METHODS: 1468 lumbar spine MRI scans from the NFBC1966 acquired at a mean age of 47 years were assessed for the presence of LSTV and degenerative changes. Castellvi classification was utilized to identify LSTV anatomy. Additionally, 100 controls without LSTV were collected. Self-reported LBP with a duration of >30 days in the past year was deemed clinically relevant. For the statistical analyses, chi square test, independent samples t-test and multinomial logistic regression analyses were used.

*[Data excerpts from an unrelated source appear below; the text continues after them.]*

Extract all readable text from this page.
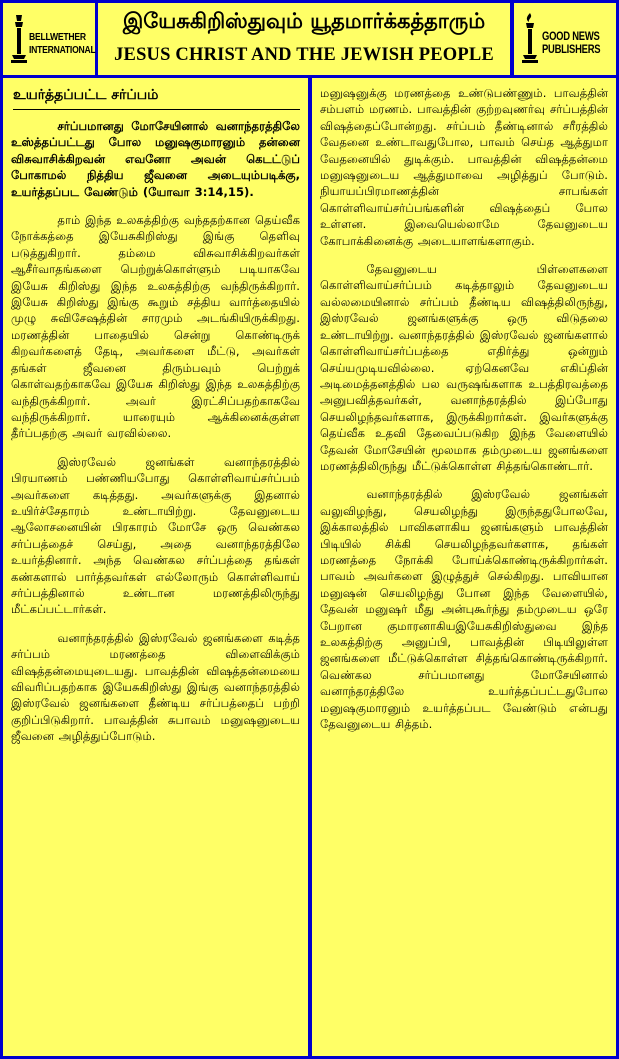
BELLWETHER
INTERNATIONAL
இயேசுகிறிஸ்துவும் யூதமார்க்கத்தாரும்
JESUS CHRIST AND THE JEWISH PEOPLE
GOOD NEWS
PUBLISHERS
உயர்த்தப்பட்ட சர்ப்பம்

சர்ப்பமானது மோசேயினால் வனாந்தரத்திலே உஸ்த்தப்பட்டது போல மனுஷகுமாரனும் தன்னை விசுவாசிக்கிறவன் எவனோ அவன் கெடட்டுப் போகாமல் நித்திய ஜீவனை அடையும்படிக்கு, உயர்த்தப்பட வேண்டும் (யோவா 3:14,15).

தாம் இந்த உலகத்திற்கு வந்ததற்கான தெய்வீக நோக்கத்தை இயேசுகிறிஸ்து இங்கு தெளிவு படுத்துகிறார். தம்மை விசுவாசிக்கிறவர்கள் ஆசீர்வாதங்களை பெற்றுக்கொள்ளும் படியாகவே இயேசு கிறிஸ்து இந்த உலகத்திற்கு வந்திருக்கிறார். இயேசு கிறிஸ்து இங்கு கூறும் சத்திய வார்த்தையில் முழு சுவிசேஷத்தின் சாரமும் அடங்கியிருக்கிறது. மரணத்தின் பாதையில் சென்று கொண்டிருக் கிறவர்களைத் தேடி, அவர்களை மீட்டு, அவர்கள் தங்கள் ஜீவனை திரும்பவும் பெற்றுக் கொள்வதற்காகவே இயேசு கிறிஸ்து இந்த உலகத்திற்கு வந்திருக்கிறார். அவர் இரட்சிப்பதற்காகவே வந்திருக்கிறார். யாரையும் ஆக்கினைக்குள்ள தீர்ப்பதற்கு அவர் வரவில்லை.

இஸ்ரவேல் ஜனங்கள் வனாந்தரத்தில் பிரயாணம் பண்ணியபோது கொள்ளிவாய்சர்ப்பம் அவர்களை கடித்தது. அவர்களுக்கு இதனால் உயிர்ச்சேதாரம் உண்டாயிற்று. தேவனுடைய ஆலோசனையின் பிரகாரம் மோசே ஒரு வெண்கல சர்ப்பத்தைச் செய்து, அதை வனாந்தரத்திலே உயர்த்தினார். அந்த வெண்கல சர்ப்பத்தை தங்கள் கண்களால் பார்த்தவர்கள் எல்லோரும் கொள்ளிவாய் சர்ப்பத்தினால் உண்டான மரணத்திலிருந்து மீட்கப்பட்டார்கள்.

வனாந்தரத்தில் இஸ்ரவேல் ஜனங்களை கடித்த சர்ப்பம் மரணத்தை விளைவிக்கும் விஷத்தன்மையுடையது. பாவத்தின் விஷத்தன்மையை விவரிப்பதற்காக இயேசுகிறிஸ்து இங்கு வனாந்தரத்தில் இஸ்ரவேல் ஜனங்களை தீண்டிய சர்ப்பத்தைப் பற்றி குறிப்பிடுகிறார். பாவத்தின் சுபாவம் மனுஷனுடைய ஜீவனை அழித்துப்போடும்.

மனுஷனுக்கு மரணத்தை உண்டுபண்ணும். பாவத்தின் சம்பளம் மரணம். பாவத்தின் குற்றவுணர்வு சர்ப்பத்தின் விஷத்தைப்போன்றது. சர்ப்பம் தீண்டினால் சரீரத்தில் வேதனை உண்டாவதுபோல, பாவம் செய்த ஆத்துமா வேதனையில் துடிக்கும். பாவத்தின் விஷத்தன்மை மனுஷனுடைய ஆத்துமாவை அழித்துப் போடும். நியாயப்பிரமாணத்தின் சாபங்கள் கொள்ளிவாய்சர்ப்பங்களின் விஷத்தைப் போல உள்ளன. இவையெல்லாமே தேவனுடைய கோபாக்கினைக்கு அடையாளங்களாகும்.

தேவனுடைய பிள்ளைகளை கொள்ளிவாய்சர்ப்பம் கடித்தாலும் தேவனுடைய வல்லமையினால் சர்ப்பம் தீண்டிய விஷத்திலிருந்து, இஸ்ரவேல் ஜனங்களுக்கு ஒரு விடுதலை உண்டாயிற்று. வனாந்தரத்தில் இஸ்ரவேல் ஜனங்களால் கொள்ளிவாய்சர்ப்பத்தை எதிர்த்து ஒன்றும் செய்யமுடியவில்லை. ஏற்கெனவே எகிப்தின் அடிமைத்தனத்தில் பல வருஷங்களாக உபத்திரவத்தை அனுபவித்தவர்கள், வனாந்தரத்தில் இப்போது செயலிழந்தவர்களாக, இருக்கிறார்கள். இவர்களுக்கு தெய்வீக உதவி தேவைப்படுகிற இந்த வேளையில் தேவன் மோசேயின் மூலமாக தம்முடைய ஜனங்களை மரணத்திலிருந்து மீட்டுக்கொள்ள சித்தங்கொண்டார்.

வனாந்தரத்தில் இஸ்ரவேல் ஜனங்கள் வலுவிழந்து, செயலிழந்து இருந்ததுபோலவே, இக்காலத்தில் பாவிகளாகிய ஜனங்களும் பாவத்தின் பிடியில் சிக்கி செயலிழந்தவர்களாக, தங்கள் மரணத்தை நோக்கி போய்க்கொண்டிருக்கிறார்கள். பாவம் அவர்களை இழுத்துச் செல்கிறது. பாவியான மனுஷன் செயலிழந்து போன இந்த வேளையில், தேவன் மனுஷர் மீது அன்புகூர்ந்து தம்முடைய ஒரே பேறான குமாரனாகியஇயேசுகிறிஸ்துவை இந்த உலகத்திற்கு அனுப்பி, பாவத்தின் பிடியிலுள்ள ஜனங்களை மீட்டுக்கொள்ள சித்தங்கொண்டிருக்கிறார். வெண்கல சர்ப்பமானது மோசேயினால் வனாந்தரத்திலே உயர்த்தப்பட்டதுபோல மனுஷகுமாரனும் உயர்த்தப்பட வேண்டும் என்பது தேவனுடைய சித்தம்.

RESULTS: LSTV was found in 310 (21.1%) subjects. After adjusting for age, sex and disc degeneration (DD) sum, subjects with Castellvi type III reported prolonged LBP significantly more frequently than the controls (OR = 8.9, p = 0.001). We observed a higher prevalence of facet degeneration (FD) at all levels from L3/L4 to L5/S1 in type I, and L3/L4 to L4/L5 in types II-IV. DD was more prevalent at L4/L5 in types II-IV. Disc protrusion/extrusion occurred more frequently at L3/L4 and L4/L5 in type II, and at L3/L4 in type III. Castellvi type II had a higher prevalence of type 1 Modic changes at all levels from L3/L4 to L5/S1, and type IV had a higher prevalence of any Modic changes at L4/L5.

CONCLUSION: LSTVs were a common finding within this study, and Castellvi type III LSTVs were associated with LBP. Degenerative findings were associated with LSTV anatomy and occurred more commonly above the transitional level.Level of Evidence: 3.